Sebagai contoh: Ilmu Logika mengkaji dua objek, yaitu: Definisi (Ta’rif) dan Penalaran (Istidlal). Maka kita dapat mengatakan dalam definisinya: Yaitu ilmu yang mengkaji kaidah-kaidah definisi dan kaidah-kaidah penalaran.

Dan Ilmu Nahwu mengkaji kalimat dari sisi strukturnya dan fungsi setiap kata dalam struktur tersebut. Maka kita dapat mendefinisikannya dengan ucapan kita: Yaitu ilmu yang mengkaji kaidah-kaidah struktur kalimat dan fungsi unsur-unsurnya…dan seterusnya.

Berdasarkan ini: Jika kita ingin mendefinisikan ilmu Ushul Fikih, kita harus bertolak dari pengetahuan tentang objek bahasannya.

Dan karena objek bahasannya tidak jelas garis-garis besarnya dalam literatur-literatur terkenalnya, akibat perbedaan pandangan terhadap realitasnya yang perbedaannya diringkas dalam jawaban atas pertanyaan-pertanyaan berikut:

  • Apakah ilmu ini membahas dalil secara mutlak?
  • Atau, apakah ia membahas khusus dalil-dalil fikih, dan secara umum, yaitu mencakup juga Imarat (indikasi) dan Ushul (prinsip-prinsip)?
  • Atau, apakah ia terbatas pada kajian empat dalil: kitab, sunah, ijmak, dan akal?
  • Atau, apakah ia tidak memiliki objek khusus, melainkan membahas berbagai macam masalah yang bertemu di bawah satu tujuan, yang merupakan penghubung umum (al-Qasim al-Musytarak) dan titik temu (al-Qadr al-Jami’) bagi semuanya, dan tujuan tersebut adalah mencapai hukum syar’i atau apa yang menggantikannya dari fungsi-fungsi rasional (‘Aqliyyah)?

Oleh sebab ini, definisinyapun beragam, dan sebagai contohnya:

Sayid Murtadha (w.436 H) dalam kitab al-Dzari’ah berkata, “Sesungguhnya pembicaraan tentang ushul fikih hanyalah, pada hakikatnya, pembicaraan tentang dalil-dalil fikih.”

Syekh Thusi (w.460 H) mendefinisikannya dalam al-’Uddah dengan ucapannya, “Ushul Fikih adalah dalil-dalil fikih.” Yang dimaksud dengan dalil-dalil—sebagaimana tampak dari penjelasannya terhadap definisi tersebut—adalah: kitab dan sunah.

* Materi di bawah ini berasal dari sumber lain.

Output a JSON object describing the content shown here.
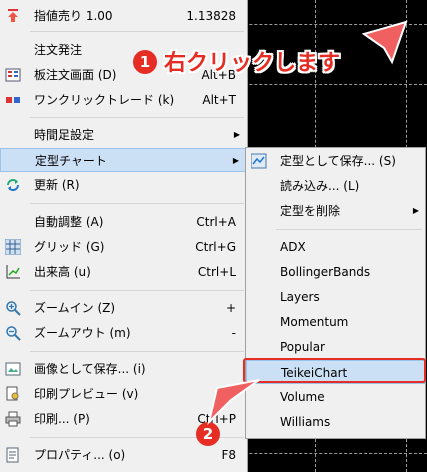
{
  "context_menu": {
    "items": [
      {
        "label": "指値売り 1.00",
        "shortcut": "1.13828",
        "icon": "sell-limit-arrow-icon"
      },
      {
        "label": "注文発注",
        "shortcut": "",
        "icon": ""
      },
      {
        "label": "板注文画面 (D)",
        "shortcut": "Alt+B",
        "icon": "order-book-icon"
      },
      {
        "label": "ワンクリックトレード (k)",
        "shortcut": "Alt+T",
        "icon": "one-click-trading-icon"
      },
      {
        "label": "時間足設定",
        "shortcut": "",
        "icon": ""
      },
      {
        "label": "定型チャート",
        "shortcut": "",
        "icon": ""
      },
      {
        "label": "更新 (R)",
        "shortcut": "",
        "icon": "refresh-icon"
      },
      {
        "label": "自動調整 (A)",
        "shortcut": "Ctrl+A",
        "icon": ""
      },
      {
        "label": "グリッド (G)",
        "shortcut": "Ctrl+G",
        "icon": "grid-icon"
      },
      {
        "label": "出来高 (u)",
        "shortcut": "Ctrl+L",
        "icon": "volume-icon"
      },
      {
        "label": "ズームイン (Z)",
        "shortcut": "+",
        "icon": "zoom-in-icon"
      },
      {
        "label": "ズームアウト (m)",
        "shortcut": "-",
        "icon": "zoom-out-icon"
      },
      {
        "label": "画像として保存... (i)",
        "shortcut": "",
        "icon": "save-image-icon"
      },
      {
        "label": "印刷プレビュー (v)",
        "shortcut": "",
        "icon": "print-preview-icon"
      },
      {
        "label": "印刷... (P)",
        "shortcut": "Ctrl+P",
        "icon": "print-icon"
      },
      {
        "label": "プロパティ... (o)",
        "shortcut": "F8",
        "icon": "properties-icon"
      }
    ]
  },
  "template_submenu": {
    "items": [
      {
        "label": "定型として保存... (S)",
        "icon": "save-template-icon"
      },
      {
        "label": "読み込み... (L)"
      },
      {
        "label": "定型を削除"
      },
      {
        "label": "ADX"
      },
      {
        "label": "BollingerBands"
      },
      {
        "label": "Layers"
      },
      {
        "label": "Momentum"
      },
      {
        "label": "Popular"
      },
      {
        "label": "TeikeiChart"
      },
      {
        "label": "Volume"
      },
      {
        "label": "Williams"
      }
    ]
  },
  "annotations": {
    "step1_number": "1",
    "step1_text": "右クリックします",
    "step2_number": "2"
  },
  "colors": {
    "highlight": "#cce0f5",
    "annotation_red": "#e52d24",
    "chart_background": "#000000"
  }
}
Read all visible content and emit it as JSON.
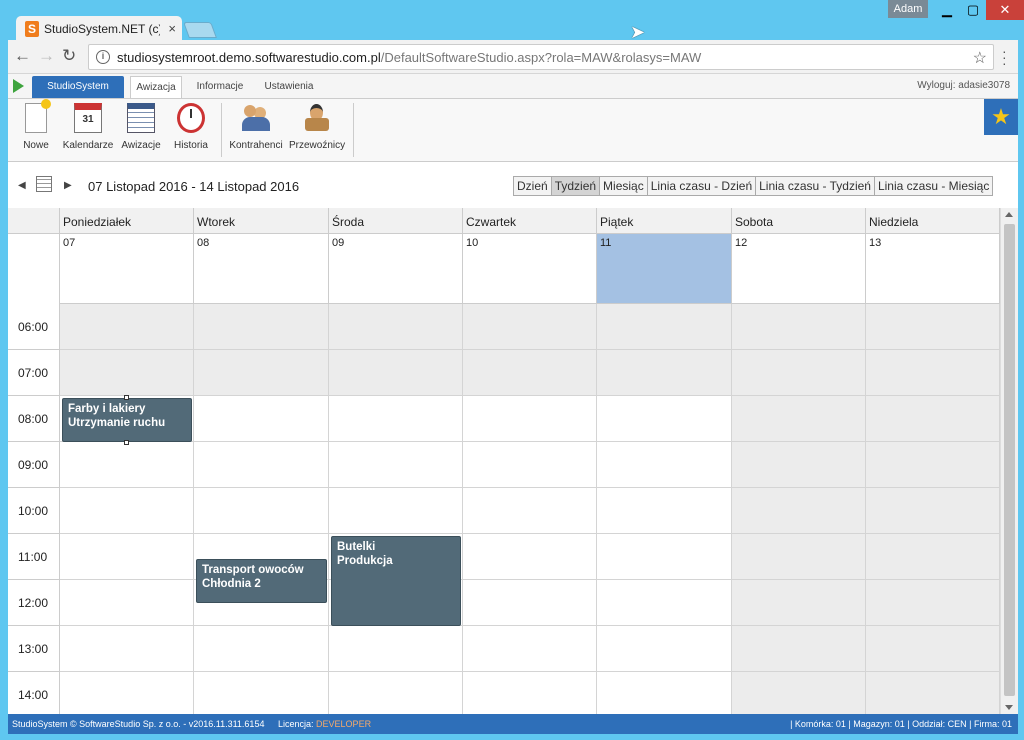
{
  "browser": {
    "tab_title": "StudioSystem.NET (c) So",
    "tab_close": "×",
    "user": "Adam",
    "url_host": "studiosystemroot.demo.softwarestudio.com.pl",
    "url_path": "/DefaultSoftwareStudio.aspx?rola=MAW&rolasys=MAW"
  },
  "app": {
    "brand_tab": "StudioSystem",
    "tabs": [
      {
        "label": "Awizacja"
      },
      {
        "label": "Informacje"
      },
      {
        "label": "Ustawienia"
      }
    ],
    "logout": "Wyloguj: adasie3078",
    "ribbon": [
      {
        "label": "Nowe",
        "icon": "new-document-icon"
      },
      {
        "label": "Kalendarze",
        "icon": "calendar-icon"
      },
      {
        "label": "Awizacje",
        "icon": "schedule-grid-icon"
      },
      {
        "label": "Historia",
        "icon": "history-clock-icon"
      },
      {
        "label": "Kontrahenci",
        "icon": "contractors-icon"
      },
      {
        "label": "Przewoźnicy",
        "icon": "carriers-icon"
      }
    ],
    "calendar_day_number": "31"
  },
  "calendar": {
    "range": "07 Listopad 2016 - 14 Listopad 2016",
    "views": [
      "Dzień",
      "Tydzień",
      "Miesiąc",
      "Linia czasu - Dzień",
      "Linia czasu - Tydzień",
      "Linia czasu - Miesiąc"
    ],
    "active_view": "Tydzień",
    "days": [
      {
        "name": "Poniedziałek",
        "date": "07"
      },
      {
        "name": "Wtorek",
        "date": "08"
      },
      {
        "name": "Środa",
        "date": "09"
      },
      {
        "name": "Czwartek",
        "date": "10"
      },
      {
        "name": "Piątek",
        "date": "11"
      },
      {
        "name": "Sobota",
        "date": "12"
      },
      {
        "name": "Niedziela",
        "date": "13"
      }
    ],
    "today_index": 4,
    "hours": [
      "06:00",
      "07:00",
      "08:00",
      "09:00",
      "10:00",
      "11:00",
      "12:00",
      "13:00",
      "14:00"
    ],
    "events": [
      {
        "day": 0,
        "start": "08:00",
        "end": "09:00",
        "line1": "Farby i lakiery",
        "line2": "Utrzymanie ruchu"
      },
      {
        "day": 1,
        "start": "11:30",
        "end": "12:30",
        "line1": "Transport owoców",
        "line2": "Chłodnia 2"
      },
      {
        "day": 2,
        "start": "11:00",
        "end": "13:00",
        "line1": "Butelki",
        "line2": "Produkcja"
      }
    ],
    "colors": {
      "event": "#526a78",
      "today": "#a4c1e3",
      "off_hours": "#ececec",
      "brand": "#2e6fb9"
    }
  },
  "footer": {
    "copyright": "StudioSystem © SoftwareStudio Sp. z o.o. - v2016.11.311.6154",
    "license_label": "Licencja:",
    "license_value": "DEVELOPER",
    "status": "| Komórka: 01 | Magazyn: 01 | Oddział: CEN | Firma: 01"
  }
}
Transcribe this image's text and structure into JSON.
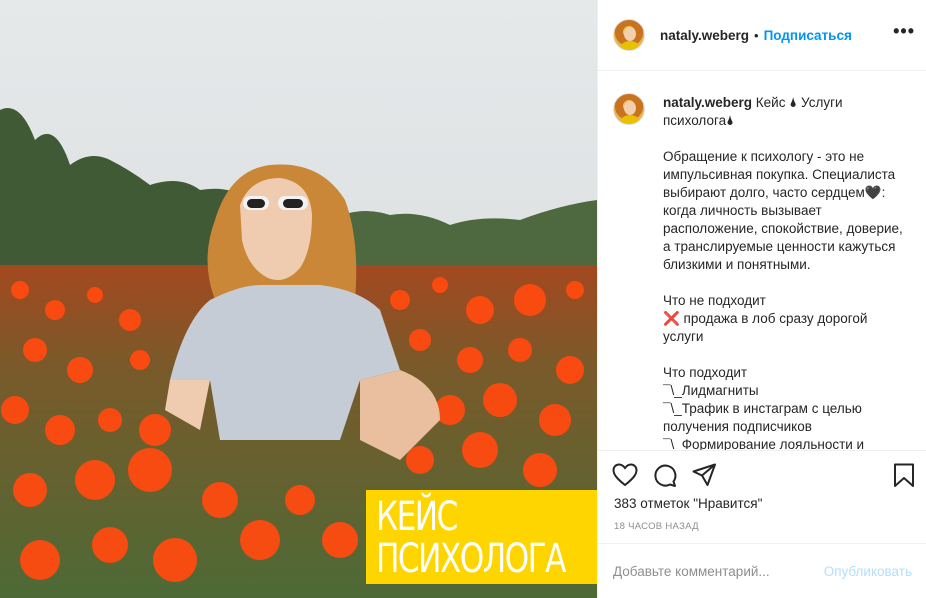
{
  "post": {
    "username": "nataly.weberg",
    "dot": "•",
    "follow_label": "Подписаться",
    "more_label": "•••",
    "badge_text": "Кейс\nпсихолога",
    "caption": {
      "username": "nataly.weberg",
      "title": " Кейс 🌢 Услуги психолога🌢",
      "paragraphs": [
        "Обращение к психологу - это не импульсивная покупка. Специалиста выбирают долго, часто сердцем🖤: когда личность вызывает расположение, спокойствие, доверие, а транслируемые ценности кажуться близкими и понятными.",
        "Что не подходит\n❌ продажа в лоб сразу дорогой услуги",
        "Что подходит\n¯\\_Лидмагниты\n¯\\_Трафик в инстаграм с целью получения подписчиков\n¯\\_Формирование лояльности и"
      ]
    },
    "likes": "383 отметок \"Нравится\"",
    "time_ago": "18 ЧАСОВ НАЗАД",
    "comment_placeholder": "Добавьте комментарий...",
    "publish_label": "Опубликовать",
    "icons": [
      "heart-icon",
      "comment-icon",
      "share-icon",
      "bookmark-icon"
    ],
    "colors": {
      "accent": "#0095f6",
      "badge": "#ffd500",
      "publish_disabled": "#b2dffc"
    }
  }
}
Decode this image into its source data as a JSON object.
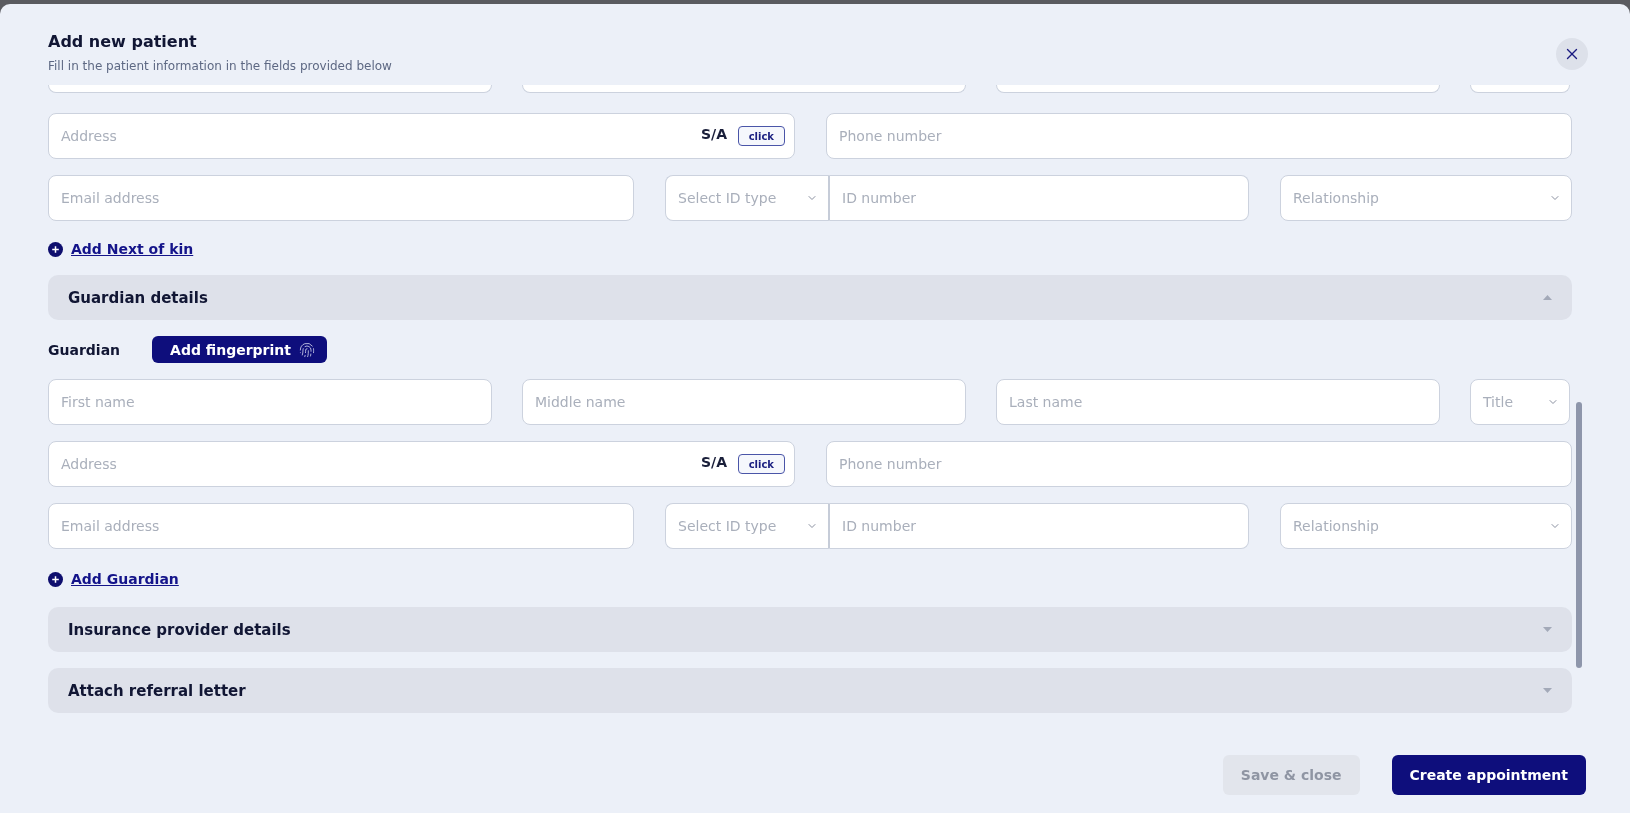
{
  "dialog": {
    "title": "Add new patient",
    "subtitle": "Fill in the patient information in the fields provided below"
  },
  "next_of_kin": {
    "address": {
      "placeholder": "Address"
    },
    "sa_label": "S/A",
    "sa_button": "click",
    "phone": {
      "placeholder": "Phone number"
    },
    "email": {
      "placeholder": "Email address"
    },
    "id_type": {
      "placeholder": "Select ID type"
    },
    "id_number": {
      "placeholder": "ID number"
    },
    "relationship": {
      "placeholder": "Relationship"
    },
    "add_link": "Add Next of kin"
  },
  "sections": [
    {
      "title": "Guardian details",
      "expanded": true,
      "person_label": "Guardian",
      "fingerprint_button": "Add fingerprint",
      "first_name": {
        "placeholder": "First name"
      },
      "middle_name": {
        "placeholder": "Middle name"
      },
      "last_name": {
        "placeholder": "Last name"
      },
      "title_select": {
        "placeholder": "Title"
      },
      "address": {
        "placeholder": "Address"
      },
      "sa_label": "S/A",
      "sa_button": "click",
      "phone": {
        "placeholder": "Phone number"
      },
      "email": {
        "placeholder": "Email address"
      },
      "id_type": {
        "placeholder": "Select ID type"
      },
      "id_number": {
        "placeholder": "ID number"
      },
      "relationship": {
        "placeholder": "Relationship"
      },
      "add_link": "Add Guardian"
    },
    {
      "title": "Insurance provider details",
      "expanded": false
    },
    {
      "title": "Attach referral letter",
      "expanded": false
    }
  ],
  "footer": {
    "buttons": [
      {
        "label": "Save & close",
        "disabled": true
      },
      {
        "label": "Create appointment",
        "disabled": false
      }
    ]
  }
}
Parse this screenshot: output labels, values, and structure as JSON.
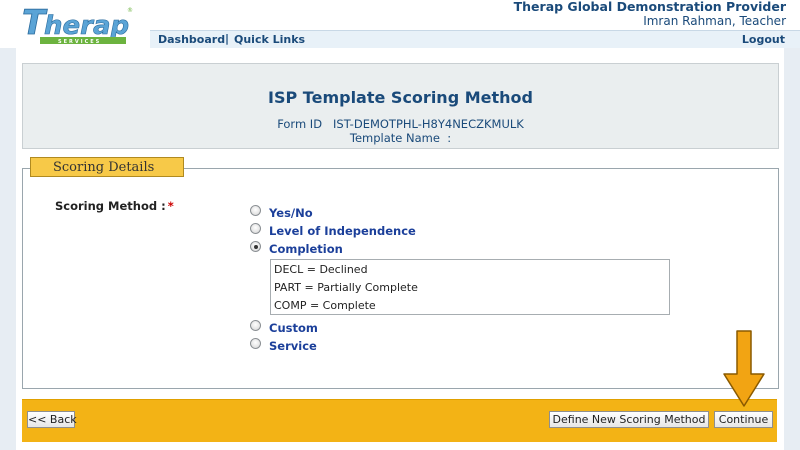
{
  "header": {
    "logo_text": "Therap",
    "logo_sub": "SERVICES",
    "provider": "Therap Global Demonstration Provider",
    "user": "Imran Rahman, Teacher",
    "nav": {
      "dashboard": "Dashboard",
      "separator": "|",
      "quick_links": "Quick Links",
      "logout": "Logout"
    }
  },
  "title_box": {
    "title": "ISP Template Scoring Method",
    "form_id": "Form ID   IST-DEMOTPHL-H8Y4NECZKMULK",
    "template_name": "Template Name  :"
  },
  "details": {
    "tab_label": "Scoring Details",
    "method_label": "Scoring Method :",
    "required_mark": "*",
    "options": [
      {
        "label": "Yes/No",
        "checked": false
      },
      {
        "label": "Level of Independence",
        "checked": false
      },
      {
        "label": "Completion",
        "checked": true
      },
      {
        "label": "Custom",
        "checked": false
      },
      {
        "label": "Service",
        "checked": false
      }
    ],
    "codes": [
      "DECL = Declined",
      "PART = Partially Complete",
      "COMP = Complete"
    ]
  },
  "bottom": {
    "back": "<< Back",
    "define": "Define New Scoring Method",
    "continue": "Continue"
  },
  "colors": {
    "brand_blue": "#1a4a7a",
    "bar_gold": "#f3b315",
    "tab_gold": "#f7c948",
    "arrow_orange": "#f2a413",
    "link_blue": "#1b3f9a"
  },
  "icons": {
    "arrow": "arrow-down-icon",
    "radio": "radio-button-icon"
  }
}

Setelahnya, Fakhruddin Razi (w.606 H) mendefinisikannya dalam al-Mahshul, “Bahwa ia adalah kumpulan cara-cara fikih secara global, dan cara penalaran (istidlal) menggunakannya, serta cara keadaan orang yang berargumen dengannya (al-Mustadill).” Razi menafsirkan cara-cara fikih mencakup dalil-dalil dan amarat (indikasi/tanda).

Setelahnya, Qadhi Alauddin Maqdisi (w.885 H) dalam al-Kawkab al-Munir al-Musamma bi Mukhtashar al-Tahrir membatasi objek bahasannya pada “dalil-dalil yang mengantarkan kepada fikih.”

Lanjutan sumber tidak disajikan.